Since a few days, the “Cloud” pavilion by renowned Japanese metabolist architect Sou Fujimoto, installed in front of the National Gallery of Arts, has turned into a commercial advertisement for Vodafone “cloud” services. After previously mobile phone company Telekom turned Mother Theresa Square into a giant advertisement, yet another space originally intended for public debate and events has been converted into a zone rented out to commercial actors.
Fujimoto’s “Cloud” pavilion, which originally was commissioned in 2013 for Hans Ulrich Obrist’s Serpentine Gallery in London, was transferred as a “temporary” installation to the lawn in front of the National Gallery of Arts in Tirana in the spring. As it was originally designed as a site-specific installation embedded in lush environment of the Kensington Gardens, its displacement to the urban environment of central Tirana was not uncontroversial, especially because it completely blocked the monumental façade of the National Gallery, and because of the concrete foundation that needed to be constructed in the middle of its front lawn – effectively destroying one of the few green spaces in the center.
The installation of the “Cloud” (or “Reja” as it is known in Albanian) was primarily funded by the Luma Foundation of art collector Maja Hoffmann, who is also board member of Prime Minister Edi Rama’s Center for Openness and Dialogue.

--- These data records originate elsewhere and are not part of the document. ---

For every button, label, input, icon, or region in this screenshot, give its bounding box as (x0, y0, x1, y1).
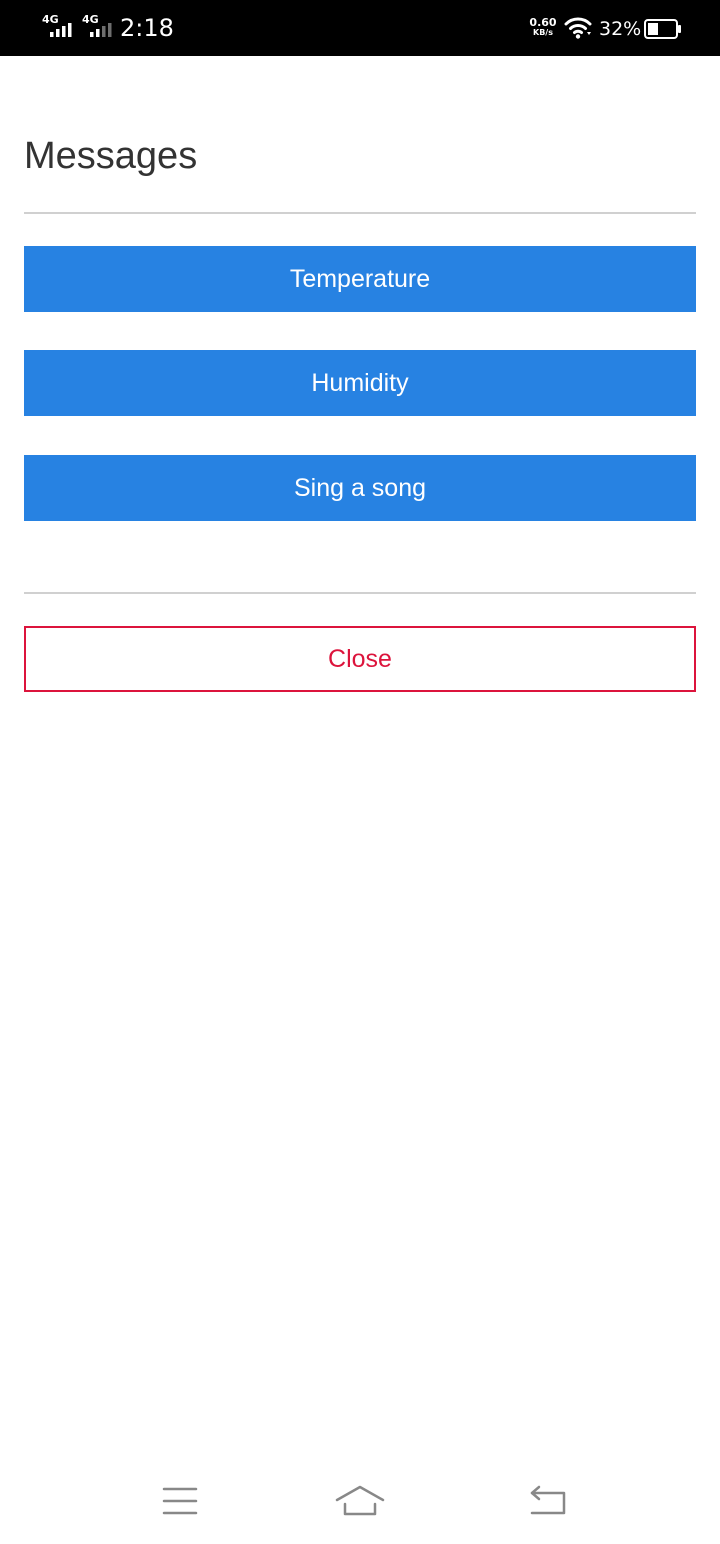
home-icon (335, 1485, 385, 1516)
signal-icon (50, 23, 72, 37)
back-icon (530, 1485, 566, 1515)
divider-top (24, 212, 696, 214)
status-bar: 4G 4G 2:18 0.60 KB/s 32% (0, 0, 720, 56)
wifi-icon (564, 17, 592, 39)
battery-percent: 32% (599, 18, 642, 40)
home-button[interactable] (330, 1480, 390, 1524)
network-speed: 0.60 KB/s (526, 17, 560, 37)
network-speed-value: 0.60 (529, 16, 557, 29)
divider-bottom (24, 592, 696, 594)
navigation-bar (0, 1460, 720, 1544)
menu-button[interactable] (150, 1480, 210, 1524)
menu-icon (162, 1487, 198, 1515)
sing-a-song-button[interactable]: Sing a song (24, 455, 696, 521)
humidity-button[interactable]: Humidity (24, 350, 696, 416)
network-speed-unit: KB/s (533, 28, 553, 37)
network-signal-2: 4G (82, 14, 116, 40)
signal-icon (90, 23, 112, 37)
network-signal-1: 4G (42, 14, 76, 40)
back-button[interactable] (518, 1480, 578, 1524)
status-time: 2:18 (120, 14, 174, 42)
battery-icon (644, 19, 681, 39)
page-title: Messages (24, 135, 198, 177)
temperature-button[interactable]: Temperature (24, 246, 696, 312)
close-button[interactable]: Close (24, 626, 696, 692)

The “Cloud” was inaugurated on May 28, 2016, in the presence Tirana Mayor Erion Veliaj, artist and Rama’s close collaborator Anri Sala, Hoffmann, Obrist, and Fujimoto. In his opening speech, Veliaj stressed that the project, which would “serve as a space for meetings or different cultural or social activities,” had not cost the citizens “a single cent” and that the project had been completely “free.”
Queried about the Vodafone sponsorship, Edit Pula, the former student of Edi Rama and Cultural Councillor to Veliaj who is in charge of the programming of the “Cloud,” responded that “every museum and every Serpentine pavilion has corporate events,” and that the Vodafone sign “did no harm to the Cloud.” Nevertheless, it remains unclear how the installation, which Fujimoto intended as “something melting into the green,” can be reconciled with the visual clutter placed in and around it by corporate sponsors, now that it appears that the “free” money is gone. If anything, the Vodafone adverts are a grave breach of authorial intention.